Althusmann redet sich vor den CDU-Anhängern richtig in Rage
Der Song ist so eindringlich, dass er sich schon nach ein paar Minuten im Gehirn des Hörers verankert. „Wir haben was großes vor“ singt ein junger dunkelhäutiger Sänger – und auf den Bildern sieht man kurze Zeit auch Bernd Althusmann, wie er sich im Takt rhythmisch bewegt. Die CDU spielt dieses Lied, das extra für den Landtagswahlkampf komponiert wurde, gleich mehrfach bei der großen Auftaktveranstaltung für die heiße Phase der Auseinandersetzung, gestern Abend in Hildesheim. Am Anfang wird zunächst nur ein Video gezeigt. Als sich dann aber die „Halle 39“ immer mehr füllt und zum Höhepunkt die Kanzlerin gemeinsam mit dem Spitzenkandidaten Bernd Althusmann auf der Bühne steht, tritt der Sänger Jeffrey Söderblom auch selbst auf – und bringt die Schar der CDU-Anhänger, rund 2000 sind gekommen, richtig zum Johlen. Nicht alle, aber doch einen großen Teil von ihnen. Dieses Lied ist der Weg, endlich die bislang so oft vermisste Begeisterung bei der Parteibasis zu erzeugen. Das zuweilen als steril und leidenschaftslos gerügte Auftreten Althusmanns soll so mit Herzblut gefüllt werden. Es gelingt, wenigstens an diesem Abend.

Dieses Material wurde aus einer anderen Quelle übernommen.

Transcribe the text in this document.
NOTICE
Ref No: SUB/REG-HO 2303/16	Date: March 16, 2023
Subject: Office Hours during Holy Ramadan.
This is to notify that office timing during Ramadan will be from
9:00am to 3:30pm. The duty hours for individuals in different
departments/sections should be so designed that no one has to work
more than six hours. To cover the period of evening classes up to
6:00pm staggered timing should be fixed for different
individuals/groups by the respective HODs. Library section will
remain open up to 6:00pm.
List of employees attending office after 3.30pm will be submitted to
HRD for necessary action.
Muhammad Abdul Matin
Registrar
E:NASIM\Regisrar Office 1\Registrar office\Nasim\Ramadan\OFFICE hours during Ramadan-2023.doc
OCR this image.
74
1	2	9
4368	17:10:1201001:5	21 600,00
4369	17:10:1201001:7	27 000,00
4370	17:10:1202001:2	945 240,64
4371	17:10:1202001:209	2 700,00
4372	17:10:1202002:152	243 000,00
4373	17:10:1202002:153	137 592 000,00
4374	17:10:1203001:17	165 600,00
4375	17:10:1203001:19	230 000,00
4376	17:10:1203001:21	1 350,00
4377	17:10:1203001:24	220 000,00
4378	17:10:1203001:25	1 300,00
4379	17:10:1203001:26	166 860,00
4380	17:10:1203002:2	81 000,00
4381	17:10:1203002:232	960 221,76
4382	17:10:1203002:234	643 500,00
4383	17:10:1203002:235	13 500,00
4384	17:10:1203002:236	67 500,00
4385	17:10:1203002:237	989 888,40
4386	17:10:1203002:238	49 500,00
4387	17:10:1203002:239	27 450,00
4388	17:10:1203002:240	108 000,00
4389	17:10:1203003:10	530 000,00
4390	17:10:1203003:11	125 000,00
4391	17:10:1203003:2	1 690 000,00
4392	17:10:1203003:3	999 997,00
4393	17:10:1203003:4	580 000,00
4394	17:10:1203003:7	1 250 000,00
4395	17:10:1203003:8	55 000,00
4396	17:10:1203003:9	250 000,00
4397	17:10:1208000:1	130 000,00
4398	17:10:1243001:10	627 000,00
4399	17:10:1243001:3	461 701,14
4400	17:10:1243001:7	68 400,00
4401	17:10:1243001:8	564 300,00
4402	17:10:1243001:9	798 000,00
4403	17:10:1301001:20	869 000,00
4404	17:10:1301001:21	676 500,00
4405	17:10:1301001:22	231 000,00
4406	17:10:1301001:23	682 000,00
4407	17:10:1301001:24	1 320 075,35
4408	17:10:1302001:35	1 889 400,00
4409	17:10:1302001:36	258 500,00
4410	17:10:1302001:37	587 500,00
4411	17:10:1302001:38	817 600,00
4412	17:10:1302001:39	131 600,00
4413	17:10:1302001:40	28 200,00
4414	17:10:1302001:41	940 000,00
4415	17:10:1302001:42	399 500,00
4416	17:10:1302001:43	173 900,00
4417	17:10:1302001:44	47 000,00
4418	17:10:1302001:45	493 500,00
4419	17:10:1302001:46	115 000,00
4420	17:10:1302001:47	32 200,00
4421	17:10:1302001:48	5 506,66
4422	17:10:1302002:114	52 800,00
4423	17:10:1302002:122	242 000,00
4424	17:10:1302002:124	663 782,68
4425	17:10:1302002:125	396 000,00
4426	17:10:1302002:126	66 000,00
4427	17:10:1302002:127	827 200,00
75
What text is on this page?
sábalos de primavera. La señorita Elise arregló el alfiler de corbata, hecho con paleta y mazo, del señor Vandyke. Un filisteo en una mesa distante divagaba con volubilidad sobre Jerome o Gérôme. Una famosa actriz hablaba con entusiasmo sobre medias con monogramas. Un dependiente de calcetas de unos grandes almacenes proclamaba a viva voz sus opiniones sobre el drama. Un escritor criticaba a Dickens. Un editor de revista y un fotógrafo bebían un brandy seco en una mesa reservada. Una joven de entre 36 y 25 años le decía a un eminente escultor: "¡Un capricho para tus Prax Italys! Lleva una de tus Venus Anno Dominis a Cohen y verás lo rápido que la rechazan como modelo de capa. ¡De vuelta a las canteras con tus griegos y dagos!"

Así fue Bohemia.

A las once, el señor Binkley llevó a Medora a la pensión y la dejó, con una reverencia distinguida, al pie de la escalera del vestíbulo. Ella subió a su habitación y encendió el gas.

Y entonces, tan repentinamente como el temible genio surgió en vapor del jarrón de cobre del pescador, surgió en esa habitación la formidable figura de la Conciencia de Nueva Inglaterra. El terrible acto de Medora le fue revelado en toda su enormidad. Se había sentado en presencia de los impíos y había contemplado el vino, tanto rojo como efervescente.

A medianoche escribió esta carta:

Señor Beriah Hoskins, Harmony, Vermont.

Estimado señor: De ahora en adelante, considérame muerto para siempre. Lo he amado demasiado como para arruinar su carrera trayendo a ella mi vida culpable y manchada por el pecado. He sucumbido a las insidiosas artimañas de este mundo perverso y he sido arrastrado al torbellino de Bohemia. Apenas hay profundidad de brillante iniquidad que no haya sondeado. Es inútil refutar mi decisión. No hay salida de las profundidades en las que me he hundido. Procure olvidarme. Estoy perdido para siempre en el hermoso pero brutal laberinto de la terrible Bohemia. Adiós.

Dabei sind die Bedingungen alles andere als großartig. Just in dem Augenblick, da die Christdemokraten in Niedersachsen eine prächtige Wahlkampflaune nötig hätten, lastet ein unerwartet mageres Ergebnis der Bundestagswahl auf der Partei. Und in Berlin brennt die Hütte. Wenige Stunden, bevor Merkel das erste Mal nach dem mäßigen Ergebnis der Bundestagswahl vor einer größeren Gruppe von Anhängern auftritt, sind in der Bundeshauptstadt epochale Entscheidungen gefallen. Wolfgang Schäuble, viele Jahre einer der mächtigsten CDU-Politiker, wird für das Amt des Bundestagspräsidenten nominiert, er verliert das mächtige Finanzministerium. Andrea Nahles, die SPD-Linke, ist an die Spitze der SPD-Fraktion gewählt worden und hat der CDU einen unerbittlich harten Kampf angekündigt. Und Horst Seehofer, der CSU-Vorsitzende, gerät intern in Bayern immer stärker unter Druck. Rufe nach seiner Ablösung werden laut. Aber Merkel, die ewige Kanzlerin, wirkt von diesen Stürmen im Zentrum der Macht immer noch relativ unbeeindruckt. Immerhin, in Hildesheim wirkt sie leicht angeschlagen. Aber sie spielt an diesem Tag nur die zweite Rolle.
Es ist 19.15 Uhr, als die Kanzlerin und Althusmann im Saal erscheinen. Kräftiger Applaus erklingt, zwar kein frenetischer Jubel, aber doch große Zustimmung. In ihrer unnachahmlich bescheidenen Art erklärt Merkel, wieso sie Bernd Althusmann unterstützt: „Wir haben ja in Schleswig-Holstein und Nordrhein-Westfalen gesehen, wie gut den Menschen der Wechsel getan hat. Wieso soll Niedersachsen nicht auch ein bisschen was Schönes haben?“ Beifall erklingt. Als Merkel dann noch sagt „Niedersachsen eben, sturmfest und erdverwachsen“, verstärkt sich der Applaus schlagartig – für wenige Sekunden. Es dauert an diesem Abend seine Zeit, bis die Stimmung in Hildesheim sich richtig aufwärmt. Erst im Laufe der Rede von Althusmann, der als erster spricht, bessert sich die Wahlkampflaune der Besucher. Er rackert sich ab am Mikrophon, redet schnell und laut, manchmal überschlägt sich seine Stimme. Kämpferischer denn je wirkt er, richtig laut kann er werden – und schaltet stärker als zuvor auf Angriff. Die Sozialdemokraten hätten sich nach der Bundestagswahl „aus dem Staub gemacht“, sie seien „selbstgefällig“ und verdienten bei der Landtagwahl „kein Mitleid“, die „letzte Hoffnung Rot-Rot-Grün“ dürfe sich für Stephan Weil nicht erfüllen, in der Krise von Volkswagen müsse sich der Ministerpräsident endlich „schützend vor die Mitarbeiter stellen“. Den Grünen, aus deren Reihen der Ruf nach dem „Entsorgen der Schwarzen“ laut geworden sei, wirft Althusmann „Gauland-Rhetorik“ vor, die es „unmöglich macht, mit ihnen zu koalieren“.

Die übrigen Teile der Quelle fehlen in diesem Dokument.